World Business Quick Take

AGENCIES

■ FINANCE

Worst over, Paulson says

The credit crisis that has scorched international financial markets is on the wane but more shocks are ahead, US Secretary Treasury Henry Paulson told the Wall Street Journal in an interview published yesterday. “The worst is likely to be behind us,” Paulson told the paper, in one of the most optimistic comments by a top US finance official since subprime mortgage losses set a domino effect in motion in the middle of last year. Paulson said it would take “some months longer” for the situation to stabilize and cautioned there would likely be further “bumps along the road.” But, he said, “there’s no doubt that things feel better today, by a lot, than they did in March.”

■ SEMICONDUCTORS

Hynix upbeat on sales

South Korea’s Hynix Semiconductor Inc said yesterday it expected to sell more dynamic random access memory (DRAM) chips in Japan after a WTO ruling. An arbitrator for the WTO said on Monday that Japan has until Sept 1 to amend the import charges it imposes on DRAM chips made by Hynix. “With the WTO decision, we expect our exports to Japan to return to the levels seen before the Japanese authorities imposed punitive duties on our products,” Hynix spokesman Park Seong-ae said. After Japan imposed countervailing duties on Hynix products, the firm saw its share of the Japanese market fall to about 13 percent in 2006 from about 16 percent earlier.

■ AVIATION

Airbus, Latecoere talks fail

European plane maker Airbus has ended talks with French aerospace company Latecoere over the sale of two French plants. Airbus parent company EADS said that plans to sell the sites fell through because of time constraints and largely because of “the current difficult financial environment.” EADS said yesterday it was sticking to other divestment plans and was working toward the sale of sites in Filton, England, and Laupheim, Germany, in the coming weeks.
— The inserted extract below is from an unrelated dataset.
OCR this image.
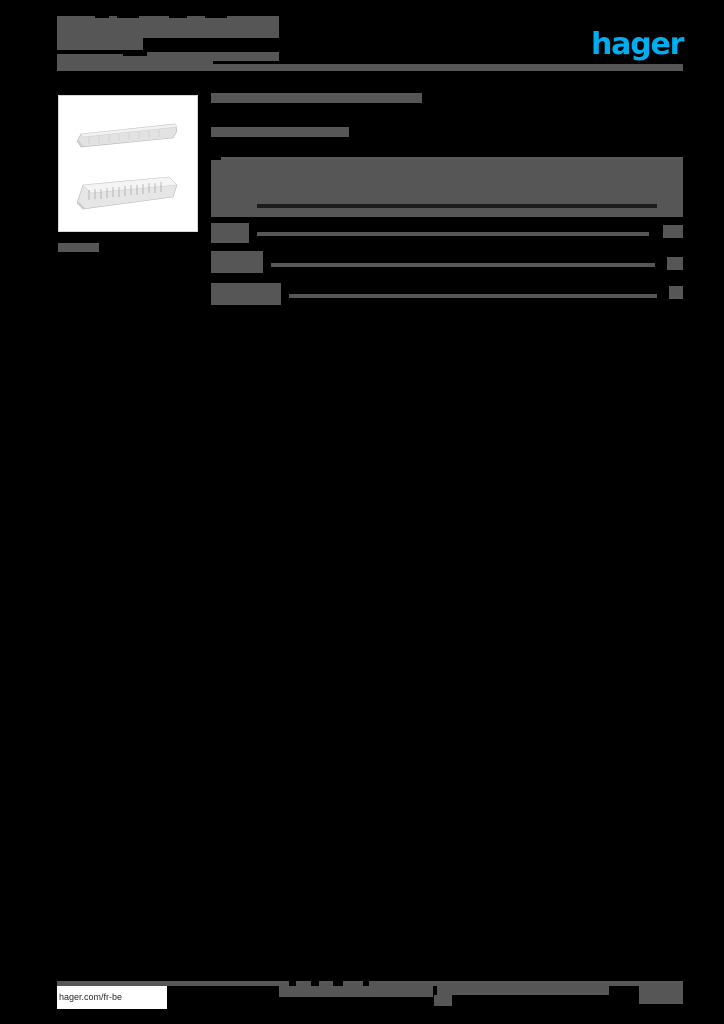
hager
hager.com/fr-be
Latecoere is a top supplier for Airbus and was chosen in December as “a preferential partner” to buy the two factories in Meaulte in the northern Somme region and the Atlantic coast town of Saint-Nazaire. The sales had been planned as part of Airbus’ “Power 8” cost-cutting program.

■ ENERGY

Toshiba teams up with JSW

Japan’s Toshiba Corp said yesterday it had agreed to tie up with India’s JSW Group to manufacture and market steam turbines and generators for thermal power plants in India. Toshiba and JSW, which is part of the O.P. Jindal Group, plan to invest about US$250 million in plant and manufacturing equipment for the joint venture, which will be owned 75 percent by Toshiba and 25 percent by JSW. Manufacturing operations are expected to start in September next year, the Japanese firm said.

■ ENERGY

EU may split power firms

A key panel at the European Parliament voted late on Tuesday in favor of requiring power companies to split their generation businesses from their transmission networks. Lawmakers on the parliament’s industry committee rejected a French and German-backed proposal that would have watered down EU plans to boost competition with an alternative to requiring power firms to break up. The full parliament is scheduled to vote on the plans in a June 16 to June 19 plenary session in Strasbourg, while EU energy ministers, who are deeply divided on the package, are struggling to reach an agreement next month.